А вокруг весна справляла пир, звонила в белые колокола подснежников, поднимала тонкие чаши купав. Сотни горных потоков опрометью неслись в долину объявить о весне, но повсюду опаздывали с вестью, всюду по зеленым берегам встречали их первоцвет весь в желтом, фиалки в голубом и кивали: да знаем мы, знаем, еще раньше вас заметили! Ивы вздымали желтые вымпелы, кудрявые папоротники, бархатные мхи гирляндами увивали голые стены виноградников, а понизу коричневой, зеленой, пурпурной бахромою пушилась яснотка. Мурава широко расстелила зеленый плащ, и на нем, нарядные, толпились цветы — звездные гиацинты, ветреницы анемоны, одуванчики и еще разные, разные цветы. А над ним царством парили, на столетних вишневых стволах, сияющие цветочные острова, и свет пенился, ударяясь о белые берега, а бабочки пятнали их красным и синим, принося вести снизу, с цветочного материка.

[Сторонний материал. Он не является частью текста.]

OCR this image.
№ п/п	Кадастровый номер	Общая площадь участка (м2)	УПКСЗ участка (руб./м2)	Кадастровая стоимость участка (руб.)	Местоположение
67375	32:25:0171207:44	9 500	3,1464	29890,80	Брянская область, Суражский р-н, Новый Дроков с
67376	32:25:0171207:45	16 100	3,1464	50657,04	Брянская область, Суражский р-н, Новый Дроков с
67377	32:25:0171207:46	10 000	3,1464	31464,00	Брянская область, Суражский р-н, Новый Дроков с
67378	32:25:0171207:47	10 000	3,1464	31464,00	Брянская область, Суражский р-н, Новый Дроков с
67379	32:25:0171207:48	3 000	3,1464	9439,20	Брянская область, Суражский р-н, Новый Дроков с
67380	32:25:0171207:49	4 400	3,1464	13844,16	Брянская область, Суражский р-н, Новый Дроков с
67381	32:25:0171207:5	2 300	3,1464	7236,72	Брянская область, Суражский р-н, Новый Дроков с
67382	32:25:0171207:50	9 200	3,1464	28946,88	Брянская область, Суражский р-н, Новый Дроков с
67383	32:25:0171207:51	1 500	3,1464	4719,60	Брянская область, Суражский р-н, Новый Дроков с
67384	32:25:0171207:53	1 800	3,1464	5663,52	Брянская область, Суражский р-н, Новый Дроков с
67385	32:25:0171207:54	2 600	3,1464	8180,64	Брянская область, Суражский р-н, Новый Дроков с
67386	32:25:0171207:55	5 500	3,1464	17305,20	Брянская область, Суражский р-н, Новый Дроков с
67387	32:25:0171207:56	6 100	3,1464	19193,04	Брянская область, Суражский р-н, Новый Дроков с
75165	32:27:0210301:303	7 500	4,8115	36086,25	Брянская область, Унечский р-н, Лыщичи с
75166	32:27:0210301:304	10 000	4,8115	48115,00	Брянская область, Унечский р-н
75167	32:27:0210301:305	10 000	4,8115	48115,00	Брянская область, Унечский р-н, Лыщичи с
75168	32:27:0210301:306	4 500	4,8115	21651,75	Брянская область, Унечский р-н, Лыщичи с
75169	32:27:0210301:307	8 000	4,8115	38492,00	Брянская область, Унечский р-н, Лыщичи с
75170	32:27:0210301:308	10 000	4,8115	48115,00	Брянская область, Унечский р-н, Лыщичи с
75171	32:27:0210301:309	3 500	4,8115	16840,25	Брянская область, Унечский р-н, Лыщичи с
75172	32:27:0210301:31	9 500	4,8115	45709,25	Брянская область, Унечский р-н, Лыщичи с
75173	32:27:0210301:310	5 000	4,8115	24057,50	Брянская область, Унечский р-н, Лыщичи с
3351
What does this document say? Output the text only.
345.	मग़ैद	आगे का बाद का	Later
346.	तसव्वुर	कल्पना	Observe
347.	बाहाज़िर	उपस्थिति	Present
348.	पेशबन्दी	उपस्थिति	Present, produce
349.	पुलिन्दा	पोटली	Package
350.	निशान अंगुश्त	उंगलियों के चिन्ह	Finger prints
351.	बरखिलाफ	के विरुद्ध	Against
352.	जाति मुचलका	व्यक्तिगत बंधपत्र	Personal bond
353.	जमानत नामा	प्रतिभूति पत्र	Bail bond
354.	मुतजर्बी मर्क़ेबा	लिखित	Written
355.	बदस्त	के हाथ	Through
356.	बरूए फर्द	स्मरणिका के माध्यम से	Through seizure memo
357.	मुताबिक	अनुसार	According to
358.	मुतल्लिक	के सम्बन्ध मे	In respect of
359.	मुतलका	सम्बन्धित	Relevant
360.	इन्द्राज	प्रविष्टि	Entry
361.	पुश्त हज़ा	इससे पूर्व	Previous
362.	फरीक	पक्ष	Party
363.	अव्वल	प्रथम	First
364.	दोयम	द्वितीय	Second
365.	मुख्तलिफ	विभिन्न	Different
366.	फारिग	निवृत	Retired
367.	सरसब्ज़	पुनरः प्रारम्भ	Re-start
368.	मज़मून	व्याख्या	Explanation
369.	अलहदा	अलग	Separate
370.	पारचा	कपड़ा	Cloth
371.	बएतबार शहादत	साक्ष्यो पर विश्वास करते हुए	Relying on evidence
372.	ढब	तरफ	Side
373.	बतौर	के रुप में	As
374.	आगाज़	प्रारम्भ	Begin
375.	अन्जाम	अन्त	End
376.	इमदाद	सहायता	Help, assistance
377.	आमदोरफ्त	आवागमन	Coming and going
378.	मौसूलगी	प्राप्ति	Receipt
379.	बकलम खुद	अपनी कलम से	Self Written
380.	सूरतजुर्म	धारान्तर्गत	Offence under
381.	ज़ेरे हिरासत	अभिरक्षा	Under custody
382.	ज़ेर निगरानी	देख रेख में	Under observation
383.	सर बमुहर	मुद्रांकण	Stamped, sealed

Каждый новый день нес новые цветы, вышивал ими по зеленой канве садов, метил ветви деревьев: исполинскими фиалками — иавловнии, а магнолии — огромными красно–крапчатыми тюльпанами. Цветы теснились вдоль тропок голубой и белой толпой, запрудили луга желтыми ордами, но нигде не было такого их разгула, как в теплых ложбинах среди гор, где под сверкающей зеленью лиственниц справляли белый пир нарциссы, наполняя воздух пьяным, глушащим запахом.
И посреди всей этой красоты сидела она, с несчастной жаждой красоты в сердце. Лишь в редкие вечерние часы, когда солнце катилось за лениво–пологие склоны Савойев и горы по ту сторону озера, пропитавшись лучами, сверкали, как бурое матовое стекло, — лишь и такие часы, случалось, ее убеждала природа. Когда дальние горы Юра кутались в желтые шали туманов, а в озере, красном, как медное зеркало, тонули золотые закатные стрелы и все сливалось в одно горящее марево — ее порой отпускала тоска, и душе открывались те милые пределы, которых она искала.
Чем больше расцветала весна, тем слабей делалась фру Люне, и скоро она уже не вставала с постели; но больше она не боялась смерти, она хотела умереть, чтобы за краем гроба встретиться лицом к лицу, душа к душе с той совершенной красотою, что наполняла ее здесь, на земле, таким мучительным предчувствием, очищенным, преображенным тоской долгих лет и оттого, наконец, близким к исполненью; и не раз снился ей нежный, грустный сон, как она будет возвращаться памятью к тому, что дала ей земля, — оттуда, с вершин бессмертия, где вся красота земная непременно будет блистать на другом, на дальнем берегу озера.
И она умерла, и Нильс похоронил ее на гостеприимном кладбище Кларана, где бурая почва прячет детей столь многих стран, где на столь многих языках твердят одни и те же слова печали надгробные колонны и урны.
Бело сверкают они меж темных кипарисов и снежноцветных калин; на многие сыплют лепестки ранние розы, часто синеет земля подле них фиалками, но каждый камень, каждую плиту непременно обвивает блестящий ласковый барвинок — могильный цветок, любимый цветок Руссо, такой небесно–синий, каким никогда не бывает синее небо.